Eagle biologist Mark Witt climbed a tall cottonwood tree along the south shore of Grand Lake on Wednesday morning for a surprise visit on three American bald eagle chicks.
Straddling the trunk 50 feet off the ground in the sultry air, he carefully removed the 7-week-old eaglets from their mammoth, 4-foot-wide nest. One by one they were placed in bags and lowered to waiting wildlife officers who carried them from the swampy wetlands to a nearby clearing to be banded.
"They kinda' feel like any other bird," said 9-year-old Austin Prenger, as he ran his fingertips across the soft sheathing on the eaglet's black feathers. Prenger was part of a small group invited to watch the banding and pet the birds.
The state wildlife division's banding project helps officials track the eaglets and monitor their health as they grow, said Mark Shieldcastle, the project leader of the Ohio wetlands wildlife research. The banding process is completed in just a few minutes to pose the least amount of stress on the birds, he adds.
"We try to get out of their life fairly quick," he said, calling Wednesday's event near Prairie Creek an "educational opportunity."
The eaglets, who are three to four weeks from taking flight, already have a wing span of about 4 feet. Wildlife officers checked the local birds' talons (claws), foot pads and beaks for signs of deformity and disease, but did not draw blood or weigh the docile creatures. The eaglets' gender also remains unknown.
This year marks the second time eaglets born on Grand Lake were banded by Ohio Department of Natural Resources (ODNR) officials. The birds are now affectionately known as P68, P69 and P70.
In 1997, the first year young bald eagle chicks were successfully hatched locally, state wildlife officers climbed to a nest on the west side of the lake and banded a pair of eaglets.
This year ODNR officials chose one eagle nest from each of the five Ohio districts for banding, basing their choice on the most easily accessible trees.

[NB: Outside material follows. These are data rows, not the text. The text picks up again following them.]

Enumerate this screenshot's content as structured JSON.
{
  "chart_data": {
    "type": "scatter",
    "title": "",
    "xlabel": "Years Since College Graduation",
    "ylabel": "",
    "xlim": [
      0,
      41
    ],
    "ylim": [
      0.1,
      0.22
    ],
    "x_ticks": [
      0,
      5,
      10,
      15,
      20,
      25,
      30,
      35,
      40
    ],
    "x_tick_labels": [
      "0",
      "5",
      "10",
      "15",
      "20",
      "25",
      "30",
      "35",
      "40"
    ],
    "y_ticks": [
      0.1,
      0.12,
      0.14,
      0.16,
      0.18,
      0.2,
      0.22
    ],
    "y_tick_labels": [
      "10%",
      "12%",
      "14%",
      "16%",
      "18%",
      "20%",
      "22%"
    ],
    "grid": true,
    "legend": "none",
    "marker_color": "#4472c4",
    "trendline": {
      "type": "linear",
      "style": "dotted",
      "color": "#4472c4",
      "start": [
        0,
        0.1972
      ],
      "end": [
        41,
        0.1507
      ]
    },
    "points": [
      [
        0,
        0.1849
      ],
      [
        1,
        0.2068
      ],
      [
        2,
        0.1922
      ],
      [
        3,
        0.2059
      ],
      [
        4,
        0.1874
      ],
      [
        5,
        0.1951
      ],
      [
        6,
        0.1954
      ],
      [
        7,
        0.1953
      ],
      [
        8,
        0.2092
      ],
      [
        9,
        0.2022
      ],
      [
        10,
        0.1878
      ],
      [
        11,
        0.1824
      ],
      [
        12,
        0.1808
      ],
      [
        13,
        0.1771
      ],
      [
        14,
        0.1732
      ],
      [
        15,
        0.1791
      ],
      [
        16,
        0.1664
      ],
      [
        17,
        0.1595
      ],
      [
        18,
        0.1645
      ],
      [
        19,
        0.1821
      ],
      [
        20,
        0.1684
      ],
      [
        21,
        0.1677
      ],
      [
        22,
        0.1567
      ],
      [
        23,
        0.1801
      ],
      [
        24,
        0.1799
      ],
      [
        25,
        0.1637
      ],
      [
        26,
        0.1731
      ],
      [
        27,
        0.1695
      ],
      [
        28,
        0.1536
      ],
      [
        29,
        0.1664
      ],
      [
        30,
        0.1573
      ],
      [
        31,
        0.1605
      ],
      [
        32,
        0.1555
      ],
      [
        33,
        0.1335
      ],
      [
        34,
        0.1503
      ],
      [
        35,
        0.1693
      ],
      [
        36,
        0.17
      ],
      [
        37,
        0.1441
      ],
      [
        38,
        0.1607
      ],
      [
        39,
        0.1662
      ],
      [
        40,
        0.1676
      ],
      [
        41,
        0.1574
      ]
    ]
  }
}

Two bands are placed on the legs of each eaglet: a red one indicating an Ohio-born eagle and a silver band used by the U.S. Fish & Wildlife Division.
Volunteer eagle watcher Jill Bowers of St. Marys, who waited patiently with the other spectators near the Aquaview subdivision, was overwhelmed when three young, not two as she had thought, were discovered in the nest.

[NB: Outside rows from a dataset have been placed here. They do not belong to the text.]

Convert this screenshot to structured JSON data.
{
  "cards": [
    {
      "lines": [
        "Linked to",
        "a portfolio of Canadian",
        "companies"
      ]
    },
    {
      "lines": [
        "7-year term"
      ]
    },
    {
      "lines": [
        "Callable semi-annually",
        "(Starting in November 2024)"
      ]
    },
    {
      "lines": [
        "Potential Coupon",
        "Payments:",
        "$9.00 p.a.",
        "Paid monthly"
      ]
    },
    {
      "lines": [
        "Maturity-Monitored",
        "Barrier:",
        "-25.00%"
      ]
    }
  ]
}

"Oh my gosh, that's awesome!" she yelled.
The adult pair, who soared and screeched overhead during the ordeal, aren't the only proud mom and pop on the block. Less than six miles away at the Mercer County Refuge south of Celina, three other eaglets were successfully hatched in March.

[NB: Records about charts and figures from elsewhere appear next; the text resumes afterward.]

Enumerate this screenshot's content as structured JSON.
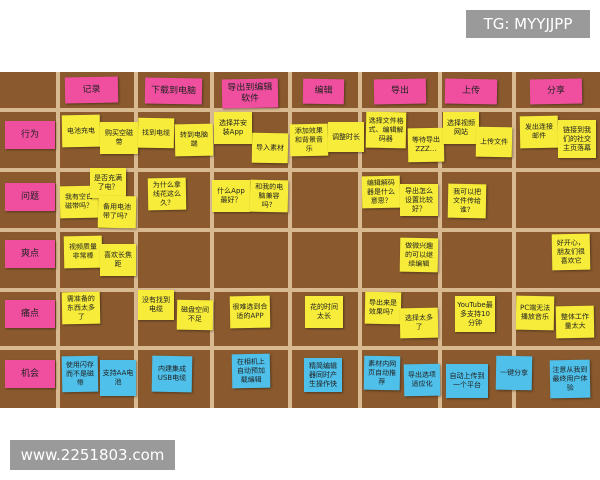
{
  "watermarks": {
    "top": "TG: MYYJJPP",
    "bottom": "www.2251803.com"
  },
  "columns": [
    "记录",
    "下载到电脑",
    "导出到编辑软件",
    "编辑",
    "导出",
    "上传",
    "分享"
  ],
  "rows": [
    {
      "label": "行为",
      "notes": [
        "电池充电",
        "购买空磁带",
        "找到电缆",
        "转到电脑端",
        "选择并安装App",
        "导入素材",
        "添加效果和背景音乐",
        "调整时长",
        "选择文件格式、编辑解码器",
        "等待导出 ZZZ…",
        "选择视频网站",
        "上传文件",
        "发出连接邮件",
        "链接到我们的社交主页落幕"
      ]
    },
    {
      "label": "问题",
      "notes": [
        "我有空白磁带吗？",
        "是否充满了电？",
        "备用电池带了吗？",
        "为什么拿线花这么久？",
        "什么App最好？",
        "和我的电脑兼容吗？",
        "编辑解码器是什么意思？",
        "导出怎么设置比较好？",
        "我可以把文件传给谁？"
      ]
    },
    {
      "label": "爽点",
      "notes": [
        "视频质量非常棒",
        "喜欢长焦距",
        "做微兴趣的可以继续编辑",
        "好开心，朋友们很喜欢它"
      ]
    },
    {
      "label": "痛点",
      "notes": [
        "需准备的东西太多了",
        "没有找到电缆",
        "磁盘空间不足",
        "很难选到合适的APP",
        "花的时间太长",
        "导出来是效果吗？",
        "选择太多了",
        "YouTube最多支持10分钟",
        "PC端无法播放音乐",
        "整体工作量太大"
      ]
    },
    {
      "label": "机会",
      "notes": [
        "使用闪存而不是磁带",
        "支持AA电池",
        "内建集成USB电缆",
        "在相机上自动预加载编辑",
        "精简编辑器同时产生操作快",
        "素材内网页自动推荐",
        "导出选项适应化",
        "自动上传到一个平台",
        "一键分享",
        "注意从我到最终用户体验"
      ]
    }
  ]
}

"You've got to admit, six of these (eaglets) in this county at one time -- that's great," said Dave Sheets, District 5 supervisor for the Division of Wildlife.
The pair at the refuge have made the lake their home since 2001 and have raised 12 eaglets to date.
A recent statewide survey indicates Ohio currently has 150 bald eagle nests with a record 185 chicks hatched this spring. Most nests (58) yielded just two young, however, the local nests were two of 10 that produced three eaglets this year, according to the ODNR.
Ohio's numbers weren't always that rosy. A steady loss of habitat and exposure to harmful pesticides caused the eagle population to drop in 1979 to only four breeding pairs. That year, Ohio initiated its Bald Eagle Restoration Program and the majestic birds have begun to make a comeback.
Shieldcastle said there's enough food around Grand Lake to attract even more eagles, despite the bird's territorial nature. He expects to hear of an eagle nest sighting soon in the Chickasaw area, an area currently home to a large great blue heron rookery.
"This is a great place for eagles, there's plenty of food here for them," he said. "Having these nests so close together on the lake is a good sign and indeed a success story for the area."